According to ASIC figures, the number of business failures fell by 42 percent in the year to June, down from 7362 in the previous year to just 4235. Insolvencies are down nearly 50 percent on the 2019 figure.
Source: The Australian, 31/1/2022*
While the ATO recently signaled it was recommencing debt recovery actions “after a general pause during lockdowns”, most insolvency practitioners are expecting a softly-softly approach in the lead up to this year’s federal election.
However, Oracle Insolvency Services partner Dominic Cantone said it would be crunch time for many businesses in the next few weeks, particularly for those operating in the Omicron-hit hospitality industry.

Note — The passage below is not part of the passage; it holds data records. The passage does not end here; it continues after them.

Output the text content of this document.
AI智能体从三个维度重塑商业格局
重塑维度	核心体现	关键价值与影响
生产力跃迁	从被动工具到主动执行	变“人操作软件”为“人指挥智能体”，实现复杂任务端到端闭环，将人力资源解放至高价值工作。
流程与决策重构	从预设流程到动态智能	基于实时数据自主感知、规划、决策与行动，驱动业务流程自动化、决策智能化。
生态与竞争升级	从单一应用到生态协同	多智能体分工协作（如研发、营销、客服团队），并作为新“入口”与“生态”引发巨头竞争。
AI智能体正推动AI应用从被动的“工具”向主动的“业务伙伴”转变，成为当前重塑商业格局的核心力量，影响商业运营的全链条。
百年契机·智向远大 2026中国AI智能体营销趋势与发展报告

“The danger point for these businesses comes at the end of January, usually the quietest month of the year, when businesses face paying their suppliers for goods received in November and December,” he said.

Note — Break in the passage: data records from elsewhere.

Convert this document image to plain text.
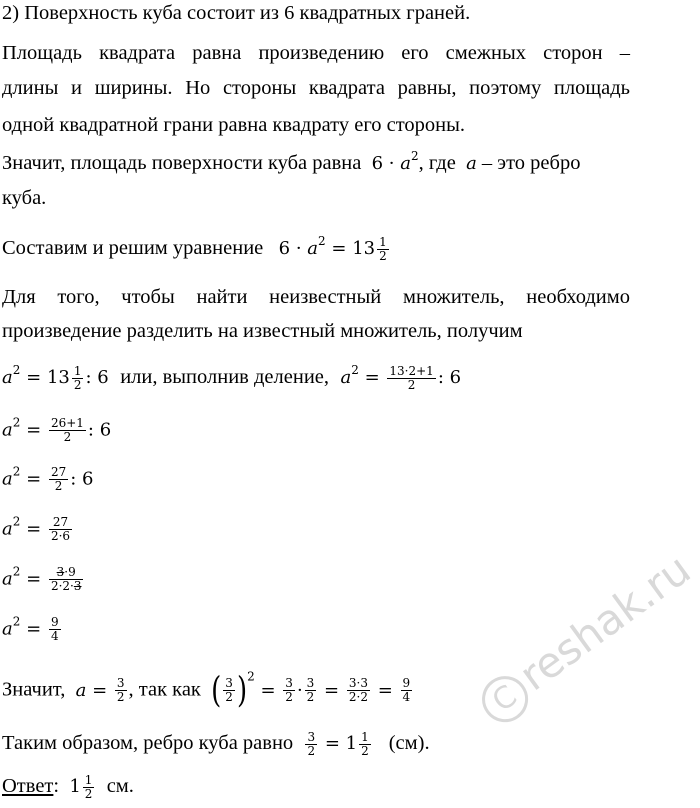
2) Поверхность куба состоит из 6 квадратных граней.
Площадь квадрата равна произведению его смежных сторон –
длины и ширины. Но стороны квадрата равны, поэтому площадь
одной квадратной грани равна квадрату его стороны.
Значит, площадь поверхности куба равна $6 \cdot a^2$, где a – это ребро
куба.
Составим и решим уравнение $6 \cdot a^2 = 13 \frac{1}{2}$
Для того, чтобы найти неизвестный множитель, необходимо
произведение разделить на известный множитель, получим
$a^2 = 13 \frac{1}{2}$ : 6 или, выполнив деление, $a^2 = \frac{13\cdot 2+1}{2}$ : 6
$a^2 = \frac{26+1}{2}$ : 6
$a^2 = \frac{27}{2}$ : 6
$a^2 = \frac{27}{2\cdot 6}$
$a^2 = \frac{3\cdot 9}{2\cdot 2\cdot 3}$
$a^2 = \frac{9}{4}$
Значит, $a = \frac{3}{2}$ , так как ( $\frac{3}{2} )^2 = \frac{3}{2} \cdot \frac{3}{2} = \frac{3\cdot 3}{2\cdot 2} = \frac{9}{4}$
Таким образом, ребро куба равно $\frac{3}{2} = 1 \frac{1}{2} (см)$.
Ответ: $1 \frac{1}{2}$ см.
Creshak.ru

“Then the ATO comes calling. To help businesses through the Christmas break, the ATO traditionally gives them until the end of February to meet the December quarter BAS payment.
“However, the next quarterly BAS payment, covering January to March, is then due at the end of April, just two months later.”
Mr. Cantone said the quick turnaround in BAS payments would test the cash flow of many businesses.
The construction industry is seen as one of the most vulnerable sectors heading into 2022 following the high-profile collapses last year of Queensland builder Privium and Melbourne’s ABD Group.
The construction sector typically accounts for 25 percent of all insolvencies nationally.
And according to the credit reporting agency, CreditorWatch, industry payment times have blown out during Covid-19, with a record-high 12.6 percent of payments to suppliers and contractors now more than 60 days overdue — the highest rate of any industry.
While materials shortages, site shutdowns and project delays caused by the pandemic have all put further pressure on the industry, Eakin McCaffrey Cox's special counsel Nelson Arias-Alvarez believes many builders were already operating at the slimmest of margins through fixed-price contracts that made it difficult to absorb unexpected cost increases.
“The Covid-19 pandemic caught out contractors and subcontractors who had accepted poorly negotiated contracts,” he said.
“Unable to meet contractual obligations, contractors and subcontractors have had to wear the costs of Covid-19 in terms of cost and time.
“Our fear is that these potentially terminal businesses may infect their directors, owners, employees, and stakeholders if action is not taken to address the financial imbalance.”